Murkowski proposed several moves he said would improve the state’s long-range prospects.
He called for continued support and expansion of his transportation plan to connect Alaska to the rest of North America by rail, which he said would not only reduce transportation costs generally, but cut the cost of gas line construction by $1 billion, as well. He requested that funds be appropriated for the second phase of a rail extension feasibility study.
He asked legislative support for the “overly maligned” Alaska Knik and Gravina bridges that he said would produce “well-documented community development benefits.”
He also asked for funding to build other transportation arteries and ease traffic congestion in Anchorage, Fairbanks, the Matanuska-Susitna Borough, Kenai and other areas of the state.

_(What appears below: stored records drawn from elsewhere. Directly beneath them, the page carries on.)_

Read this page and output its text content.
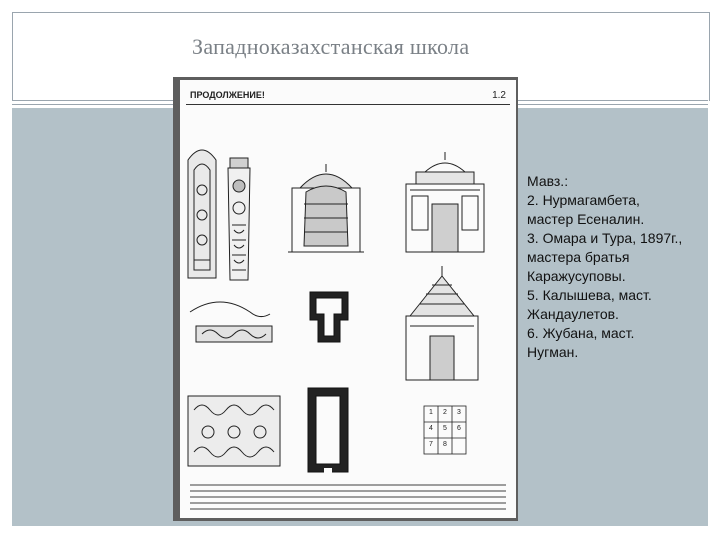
Западноказахстанская школа
ПРОДОЛЖЕНИЕ!	1.2
1	2	3
4	5	6
7	8
Мавз.:
2. Нурмагамбета,
мастер Есеналин.
3. Омара и Тура, 1897г.,
мастера братья
Каражусуповы.
5. Калышева, маст.
Жандаулетов.
6. Жубана, маст.
Нугман.
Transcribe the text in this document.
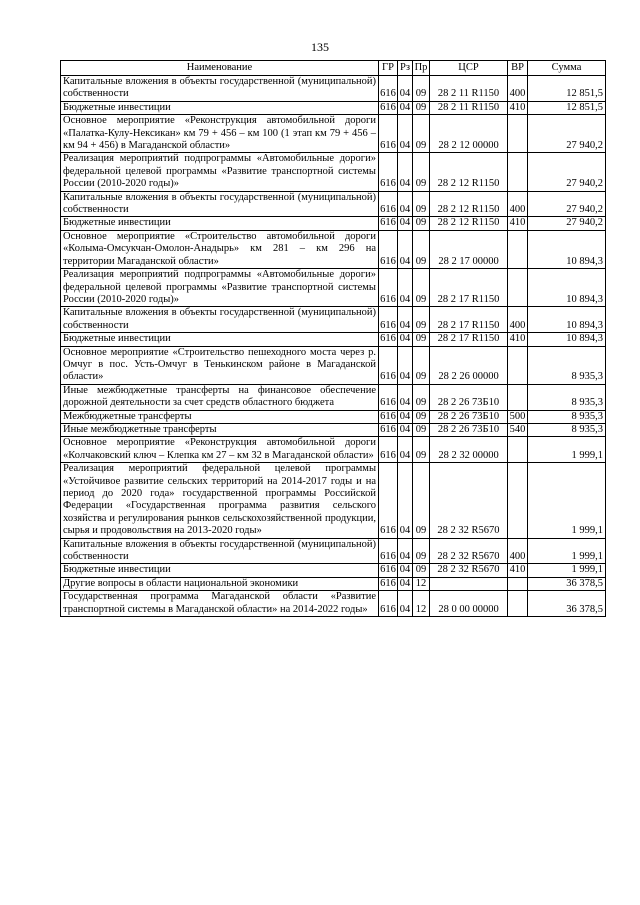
135
Наименование	ГР	Рз	Пр	ЦСР	ВР	Сумма
Капитальные вложения в объекты государственной (муниципальной) собственности	616	04	09	28 2 11 R1150	400	12 851,5
Бюджетные инвестиции	616	04	09	28 2 11 R1150	410	12 851,5
Основное мероприятие «Реконструкция автомобильной дороги «Палатка-Кулу-Нексикан» км 79 + 456 – км 100 (1 этап км 79 + 456 – км 94 + 456) в Магаданской области»	616	04	09	28 2 12 00000		27 940,2
Реализация мероприятий подпрограммы «Автомобильные дороги» федеральной целевой программы «Развитие транспортной системы России (2010-2020 годы)»	616	04	09	28 2 12 R1150		27 940,2
Капитальные вложения в объекты государственной (муниципальной) собственности	616	04	09	28 2 12 R1150	400	27 940,2
Бюджетные инвестиции	616	04	09	28 2 12 R1150	410	27 940,2
Основное мероприятие «Строительство автомобильной дороги «Колыма-Омсукчан-Омолон-Анадырь» км 281 – км 296 на территории Магаданской области»	616	04	09	28 2 17 00000		10 894,3
Реализация мероприятий подпрограммы «Автомобильные дороги» федеральной целевой программы «Развитие транспортной системы России (2010-2020 годы)»	616	04	09	28 2 17 R1150		10 894,3
Капитальные вложения в объекты государственной (муниципальной) собственности	616	04	09	28 2 17 R1150	400	10 894,3
Бюджетные инвестиции	616	04	09	28 2 17 R1150	410	10 894,3
Основное мероприятие «Строительство пешеходного моста через р. Омчуг в пос. Усть-Омчуг в Тенькинском районе в Магаданской области»	616	04	09	28 2 26 00000		8 935,3
Иные межбюджетные трансферты на финансовое обеспечение дорожной деятельности за счет средств областного бюджета	616	04	09	28 2 26 73Б10		8 935,3
Межбюджетные трансферты	616	04	09	28 2 26 73Б10	500	8 935,3
Иные межбюджетные трансферты	616	04	09	28 2 26 73Б10	540	8 935,3
Основное мероприятие «Реконструкция автомобильной дороги «Колчаковский ключ – Клепка км 27 – км 32 в Магаданской области»	616	04	09	28 2 32 00000		1 999,1
Реализация мероприятий федеральной целевой программы «Устойчивое развитие сельских территорий на 2014-2017 годы и на период до 2020 года» государственной программы Российской Федерации «Государственная программа развития сельского хозяйства и регулирования рынков сельскохозяйственной продукции, сырья и продовольствия на 2013-2020 годы»	616	04	09	28 2 32 R5670		1 999,1
Капитальные вложения в объекты государственной (муниципальной) собственности	616	04	09	28 2 32 R5670	400	1 999,1
Бюджетные инвестиции	616	04	09	28 2 32 R5670	410	1 999,1
Другие вопросы в области национальной экономики	616	04	12			36 378,5
Государственная программа Магаданской области «Развитие транспортной системы в Магаданской области» на 2014-2022 годы»	616	04	12	28 0 00 00000		36 378,5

Chenault said he and his House colleagues have expressed concern that funding the bridges could require cutting funding for a myriad of other transportation projects that have been on the State Transportation Improvement Program (STIP) list.
“Every one of us has concerns,” he said. “But when you look at taking money away from other districts to do two big projects, there’s a concern.”
The House Finance Committee, which he co-chairs, was expected to meet Wednesday to discuss the bridges and the STIP.
Sen. Tom Wagoner, R-Kenai, said he didn’t believe the two bridges were needed, but knows there is pressure on lawmakers and the administration to try and support the efforts of the congressional delegation that got federal highway dollars appropriated. Speaking about the Knik bridge project in particular, however, Wagoner said proposed financing ideas don’t appear to pencil out.
“I will guarantee you that a toll bridge won’t pay for itself or pay the interest on the bonds,” he said.
The governor also called for a $90 million increase in funding for kindergarten through 12th-grade schools. He said he would hold students, teachers and schools accountable for performance. He also said Education Commissioner Roger Sampson was set to unveil a new performance-incentive program meant to improve student achievement scores.
He also told lawmakers he would sign Rep. John Coghill’s House Bill 16, which would provide state funds for room and board costs at boarding schools in Galena, Bethel and Nanana, and that he would ease eligibility requirements for state-aided tuition to the University of Alaska.
At issue is how to pay for those increased expenditures, Wagoner said.
“We have all that (oil revenue) money in surplus now, but we have to look ahead that won’t show up every year,” he said. “Instead of flat throwing another $90 million at the funding formula, I would like to see us look at putting 20 students in first-, second-, and third-grade classrooms. Let’s reward districts that want to do that.”
Wagoner has filed a bill to phase in a class-size limitation program over three years that would require schools with classes with more than 20 students to hire part-time or full-time teaching assistants. No funding mechanism has been defined yet.
The governor proposed eliminating the Economic Limitation Factor, a formula used to tax oil production, in favor of a tax on net profits, which he said was the industry standard. He wants that to be part of future gas pipeline construction contract he is currently attempting to negotiate with oil producers. The antiquated oil tax system has prevented Alaska from getting a reasonable share of oil revenue, he said. A new tax system would ensure Alaska got its fair share.
Wagoner said he agreed in part with the governor’s position. Oil companies now are reaping huge profits from Alaska at this point, but putting little back into the state, he said. State tax policy should work to promote exploration, he added.
However, Wagoner said he has serious doubts about the legality of fixing a net-profits tax into a gas line contract. Such a provision would conflict with the Alaska Constitution that prevents one Legislature from tying the hands of another.
“It’s not a small legal issue,” he said. “It’s a big issue.”
Chenault declined to comment on the net profits tax proposal until he has more information. But he did say it was time for Alaska to revisit its taxation system to see if current tax policies still apply.
“If they do, I say continue them. If they don’t, maybe they need to be redone,” he said. “I think it is good for business and the state to look at the taxing policy on occasion and see if it is still working as originally planned.”
Attempts to reach Rep. Kurt Olson, R-Kenai, for comment were not successful.